Thanks for the detailed responses, everyone!
I'm sending replies inline.
David

On Wed, Mar 6, 2024 at 8:15 AM Rich Felker <dalias@libc.org> wrote:
On Tue, Mar 05, 2024 at 11:29:03PM -0800, David Schinazi wrote:
> Hi everyone,
>
> I was debugging a network connectivity issue on Alpine and have tracked it
> down to lack of support for mDNS in musl gethostbyname / getaddrinfo [1]. I
> looked through the musl codebase to understand why, and it would be pretty
> straightforward to fix. I'd be interested in writing a patch for this, so I
> was wondering: would you be at all interested in potentially taking such a
> patch?
>
> Some more info on mDNS: all names that end in ".local" are reserved for use
> by mDNS, and instead of sending them to the DNS resolver, they're sent
> locally over multicast - and the machine with that name replies with its IP
> address. It's used today to discover printers and pretty much everything in
> home networks.

Last I checked, .local is not actually reserved by any relevant
specification/authority. It was basically just appropriated by mDNS.
The protocol spoken is also not exactly DNS (for example, it uses raw
UTF-8 rather than IDN/punycode, which would need to be special-cased
once we support the latter).

On Wed, Mar 6, 2024 at 8:45 AM Jeffrey Walton <noloader@gmail.com> wrote:
It looks like IANA reserves it, and cites RFC 6762,
<https://www.iana.org/assignments/special-use-domain-names/special-use-domain-names.xhtml>.

As Jeffrey points out, when the IETF decided to standardize mDNS, they published it (RFC 6762) at the same time as the Special-Use Domain Registry (RFC 6761) which created a process for reserving domain names for custom purposes, and ".local" was one of the initial entries into that registry. The UTF-8 vs punycode issue when it comes to mDNS and DNS is somewhat of a mess. It was discussed in Section 16 of RFC 6762 but at the end of the day punycode won. Even Apple's implementation of getaddrinfo will perform punycode conversion for .local instead of sending the UTF-8. So in practice you wouldn't need to special-case anything here.

There's also very much a policy matter of what "locally over
multicast" means (what the user wants it to mean). Which interfaces
should be queried? Wired and wireless ethernet? VPN links or other
sorts of tunnels? Just one local interface (which one to prioritize)
or all of them? Only if the network is "trusted"? Etc.
 
You're absolutely right.
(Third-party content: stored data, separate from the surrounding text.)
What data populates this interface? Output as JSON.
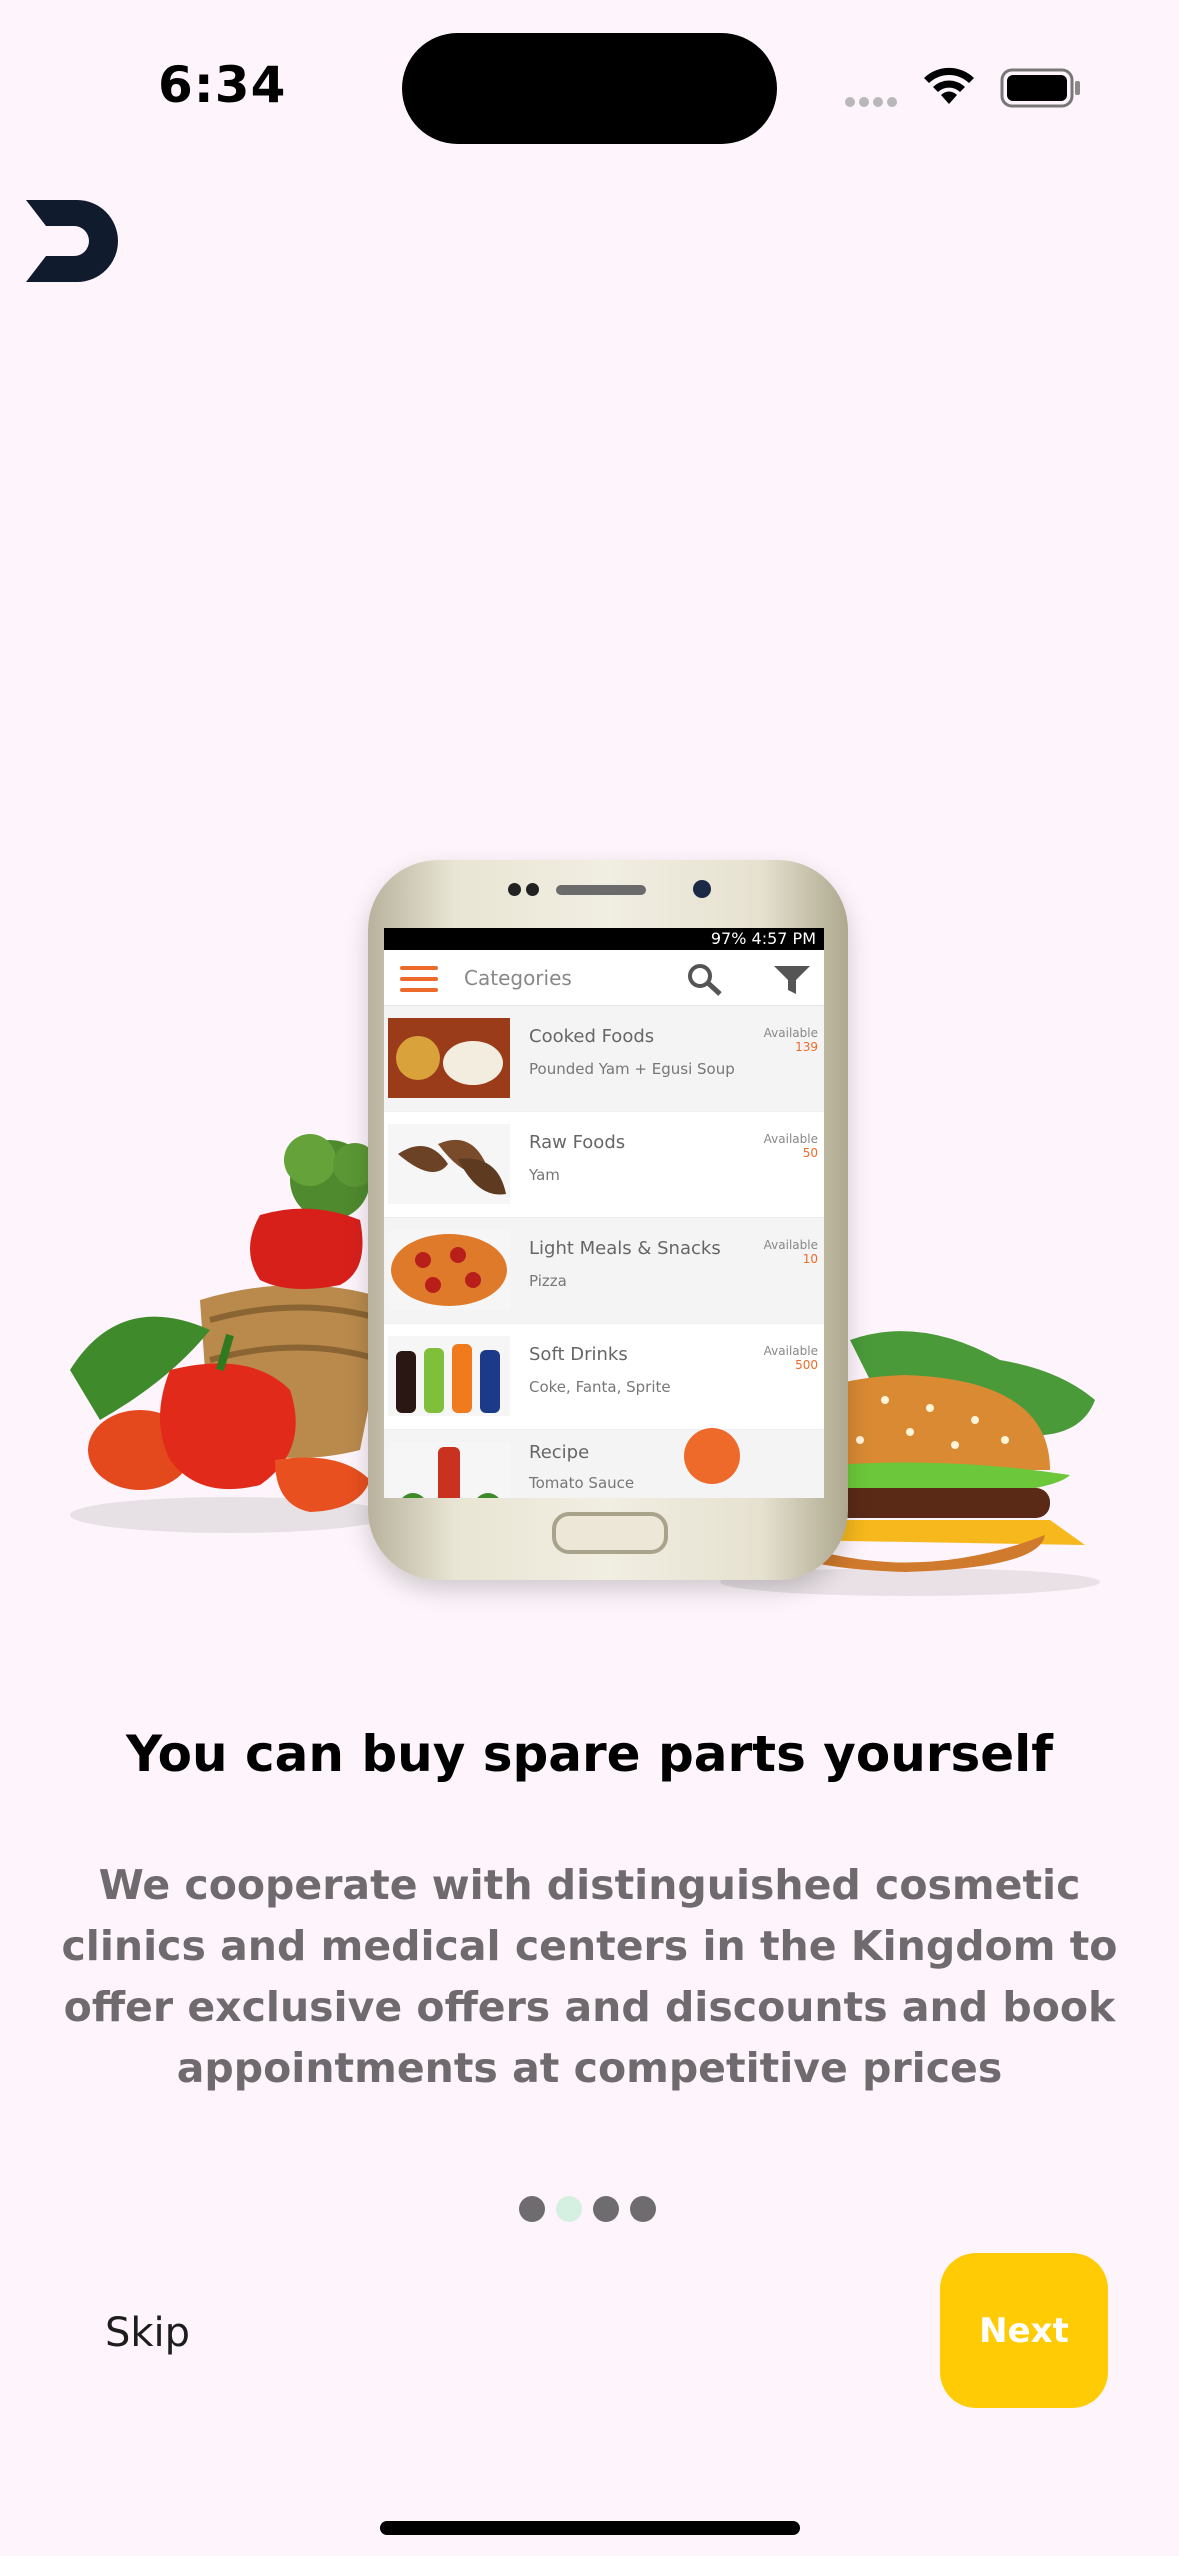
{
  "status_bar": {
    "time": "6:34",
    "icons": [
      "signal-icon",
      "wifi-icon",
      "battery-icon"
    ]
  },
  "logo": "app-logo",
  "illustration": {
    "phone_status": "97%  4:57 PM",
    "toolbar_title": "Categories",
    "categories": [
      {
        "name": "Cooked Foods",
        "sub": "Pounded Yam + Egusi Soup",
        "available_label": "Available",
        "count": "139"
      },
      {
        "name": "Raw Foods",
        "sub": "Yam",
        "available_label": "Available",
        "count": "50"
      },
      {
        "name": "Light Meals & Snacks",
        "sub": "Pizza",
        "available_label": "Available",
        "count": "10"
      },
      {
        "name": "Soft Drinks",
        "sub": "Coke, Fanta, Sprite",
        "available_label": "Available",
        "count": "500"
      },
      {
        "name": "Recipe",
        "sub": "Tomato Sauce",
        "available_label": "",
        "count": ""
      }
    ]
  },
  "onboarding": {
    "title": "You can buy spare parts yourself",
    "description": "We cooperate with distinguished cosmetic clinics and medical centers in the Kingdom to offer exclusive offers and discounts and book appointments at competitive prices",
    "page_count": 4,
    "active_page": 2
  },
  "buttons": {
    "skip": "Skip",
    "next": "Next"
  },
  "colors": {
    "background": "#fdf5fb",
    "accent": "#ffcb05",
    "dot_active": "#d5efe0",
    "dot_inactive": "#6f6c70"
  }
}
Most mDNS systems try all non-loopback non-p2p multicast-supporting interfaces, but sending to the default route interface would be a good start, more on that below.

My view has always been that the right way to do something like this,
where there's no existing interface or contract/expectations for how
the libc stub resolver does it, is that it belongs in a resolver
speaking dns protocol on localhost. That way policy isn't baked-in to
individual executables (which may be static linked) but kept in a
place that's reasonable to have policy controls and where the user can
customize them.

I agree that providing an option to have these policy decisions in user-space makes a lot of sense. That's what glibc and Apple's libsystem do, but that comes at a higher indirection cost. For components that don't have as much flexibility though, it would be nice to be able to send these queries without requiring additional software.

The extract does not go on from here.